The dream of a happy Middle East stems from the womb of a distressed, dark, sad reality. If we give in to the many obstacles and constraints, the dream will disappear along with the quest to achieve it
An Iraqi colleague proposed that his country provide food and water to the Gulf countries via the Tigris and Euphrates rivers. A Turkish researcher considered his country as a passage for Iraqi and Gulf oil and gas toward international markets. Elderly researchers regained their youth, as if they were students in a virtual laboratory where they discovered a promising future for the region. The Emirati spokesman tried to reconcile between utopia and reality, suggesting the replacement of rivalries with “complementary functional relations,” meaning that for example, the countries of the region might discuss, with the support of friendly international powers, the water crisis that threatens the existence of some states and is no less dangerous than political conflicts and extremism. Had the current warring states put their differences aside, seeking solutions to their water and food problems and addressing the concerns of their youth, they would have been much happier today.
Learning by example
A former American ambassador in many Arab countries reminded participants of the Helsinki Accords, which constituted the start of unprecedented cooperation between the two sides of the Cold War. The agreement was based on “non-intervention in internal affairs, equality, the respect of citizenship rights and political and civil freedoms, national sovereignty, the inviolability of frontiers and territorial integrity, the peaceful settlement of disputes and refraining from the threat or use of force, the right of peoples to self-determination, the consolidation of cooperation manifestations, and the fulfillment of international commitments and pledges in line with the Charter of the United Nations and the provisions of international law.”If the countries of the region had applied these principles, the Middle East would have been in a much better situation than it is now (being the most violent region in the world). This dream seems far-fetched for the Middle East, but why should we not dream?

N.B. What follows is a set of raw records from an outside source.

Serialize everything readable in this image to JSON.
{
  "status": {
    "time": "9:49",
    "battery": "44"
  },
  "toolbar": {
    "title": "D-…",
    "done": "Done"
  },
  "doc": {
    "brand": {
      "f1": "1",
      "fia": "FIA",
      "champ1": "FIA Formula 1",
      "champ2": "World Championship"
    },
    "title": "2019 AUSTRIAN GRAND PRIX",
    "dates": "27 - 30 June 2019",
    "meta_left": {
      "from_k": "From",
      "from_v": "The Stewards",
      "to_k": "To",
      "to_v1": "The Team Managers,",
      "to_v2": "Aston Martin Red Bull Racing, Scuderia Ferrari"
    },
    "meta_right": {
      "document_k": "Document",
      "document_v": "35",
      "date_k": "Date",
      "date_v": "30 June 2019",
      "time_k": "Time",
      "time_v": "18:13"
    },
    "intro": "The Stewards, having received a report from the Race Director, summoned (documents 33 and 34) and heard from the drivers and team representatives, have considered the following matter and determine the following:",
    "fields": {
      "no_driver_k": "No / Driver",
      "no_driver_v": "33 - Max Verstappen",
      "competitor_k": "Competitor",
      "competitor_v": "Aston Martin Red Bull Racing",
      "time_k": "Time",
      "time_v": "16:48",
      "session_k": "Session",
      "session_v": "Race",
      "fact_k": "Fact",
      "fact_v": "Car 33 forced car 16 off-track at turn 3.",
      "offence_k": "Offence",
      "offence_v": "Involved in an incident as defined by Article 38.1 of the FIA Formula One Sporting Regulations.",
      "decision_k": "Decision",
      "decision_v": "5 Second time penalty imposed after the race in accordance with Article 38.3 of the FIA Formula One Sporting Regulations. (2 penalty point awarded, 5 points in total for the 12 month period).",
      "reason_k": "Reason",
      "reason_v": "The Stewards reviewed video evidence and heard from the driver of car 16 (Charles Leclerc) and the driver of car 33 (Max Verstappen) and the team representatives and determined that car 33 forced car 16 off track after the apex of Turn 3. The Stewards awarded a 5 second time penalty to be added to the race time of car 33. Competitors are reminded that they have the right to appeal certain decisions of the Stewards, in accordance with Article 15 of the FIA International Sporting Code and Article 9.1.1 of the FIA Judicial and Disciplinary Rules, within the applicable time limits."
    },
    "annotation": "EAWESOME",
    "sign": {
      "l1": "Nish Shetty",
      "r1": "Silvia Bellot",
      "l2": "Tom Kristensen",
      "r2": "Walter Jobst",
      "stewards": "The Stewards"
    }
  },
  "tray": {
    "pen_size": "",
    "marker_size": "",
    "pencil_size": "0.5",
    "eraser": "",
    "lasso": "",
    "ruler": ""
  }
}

Europe emerged very weak from World War II, and began its journey of change with a dream of unity. The past 70 years have been the longest period of prosperity in its history. The same applies to Asia, which was immersed in crises and extreme poverty, but started its journey with a dream of economic development, turning the continent into a new economic center. The dream of a happy Middle East stems from the womb of a distressed, dark, sad reality. If we give in to the many obstacles and constraints – such as the lack of democracy, the monopolization of power, corruption, sectarianism, hypocrisy, and political and ideological disputes – the dream will disappear along with the quest to achieve it. We are certain that we are not the only ones dreaming of a happy Middle East. Half a century ago, then-ruler of Dubai Sheikh Rashid bin Saeed dreamt that his city would become like Basra, which used to be called the Venice of the East. He was able, with much effort and planning, to achieve his dream.
As if he was present with us in Beirut, his son and current ruler of Dubai, Sheikh Mohammed bin Rashid, tweeted to his 5 million followers: “Our Arab region needs wisdom to dismantle its political bottlenecks, governance to manage its human and financial resources, and active governments that can lead a real development.”This tweet came from someone with an Arab success story that started with a dream of a city ranking high on the list of the world’s happiest cities. That dream can be enjoyed by the whole region, away from violence, extremism, misery, tyranny and corruption. We can turn this dream into reality.